Though the Winterthur Museum did not officially open until 1951, it was from the beginning a museum – private, of course, but already poised to become the grand country estate it is today with remarkable design archives. Henry Francis du Pont, founder of Winterthur, was a visionary and advocate for American antiques and decorative objects. An avid collector, Mr. du Pont, was guided by a desire to furnish his 175-room house with the very best style and craftsmanship available.
From the Winterthur Archives
An outstanding example from Winterthur’s extensive furniture collection is an early 19th century Massachusetts settee which has been re-interpreted by the Currey design department to fit today’s interiors. The solid wood Chestertown Settee has a triple-slat back with decorative urns and ovals. Simplified from the original, the settee has a rich, hand-applied Brandywine Mahogany finish.
A 17th century oak cupboard from Duxbury, Massachusetts was the inspiration for the Tappahannock Chest. Like the original, this chest provides a lot of practical storage for today’s living environments. The chest is finished in Verona Walnut and embellished with oak & ebony veneers, split spindles, chip carving, and applied moldings in geometric patterns.
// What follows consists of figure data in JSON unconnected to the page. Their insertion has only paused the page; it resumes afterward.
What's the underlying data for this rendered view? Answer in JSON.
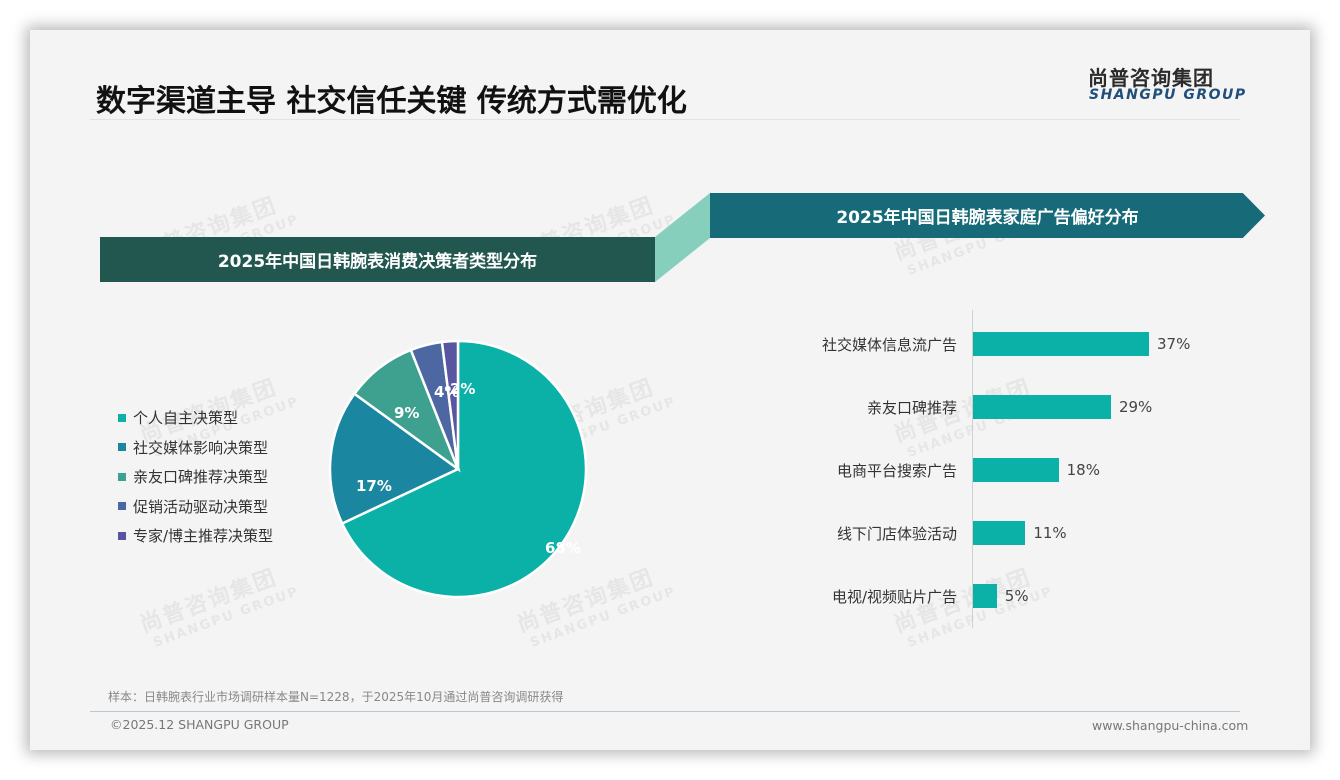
{
  "header": {
    "title": "数字渠道主导 社交信任关键 传统方式需优化",
    "logo_cn": "尚普咨询集团",
    "logo_en": "SHANGPU GROUP"
  },
  "watermark": {
    "cn": "尚普咨询集团",
    "en": "SHANGPU GROUP"
  },
  "left_panel": {
    "banner": "2025年中国日韩腕表消费决策者类型分布"
  },
  "right_panel": {
    "banner": "2025年中国日韩腕表家庭广告偏好分布"
  },
  "colors": {
    "banner_left": "#21574f",
    "banner_right": "#176a78",
    "connector": "#86cfbd",
    "bar": "#0bb1a6"
  },
  "chart_data": [
    {
      "type": "pie",
      "title": "2025年中国日韩腕表消费决策者类型分布",
      "categories": [
        "个人自主决策型",
        "社交媒体影响决策型",
        "亲友口碑推荐决策型",
        "促销活动驱动决策型",
        "专家/博主推荐决策型"
      ],
      "values": [
        68,
        17,
        9,
        4,
        2
      ],
      "labels": [
        "68%",
        "17%",
        "9%",
        "4%",
        "2%"
      ],
      "colors": [
        "#0bb1a6",
        "#1a86a0",
        "#3ea08e",
        "#4d67a3",
        "#5a55a0"
      ],
      "legend_position": "left",
      "start_angle": "12 o'clock, clockwise"
    },
    {
      "type": "bar",
      "orientation": "horizontal",
      "title": "2025年中国日韩腕表家庭广告偏好分布",
      "categories": [
        "社交媒体信息流广告",
        "亲友口碑推荐",
        "电商平台搜索广告",
        "线下门店体验活动",
        "电视/视频贴片广告"
      ],
      "values": [
        37,
        29,
        18,
        11,
        5
      ],
      "labels": [
        "37%",
        "29%",
        "18%",
        "11%",
        "5%"
      ],
      "unit": "%",
      "grid": false
    }
  ],
  "footer": {
    "note": "样本：日韩腕表行业市场调研样本量N=1228，于2025年10月通过尚普咨询调研获得",
    "copyright": "©2025.12 SHANGPU GROUP",
    "website": "www.shangpu-china.com"
  }
}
Multiple drawers make the Centerville Chest a most desirable piece for how we live today. The original chest housed at Winterthur was made in 1678 for John and Margaret Staniford of Ipswich, Massachusetts. Believed to be one of the earliest dated chest of drawers from New England, the chest was created by craftsmen in Essex County, Massachusetts. Currey’s version is updated in terms of scale, decoration and finish to fit a more modern setting. The solid wood Centerville Chest is decorated with split spindles and finished with a worn Dutch Cream finish that would fit beautifully in any room in the house or loft.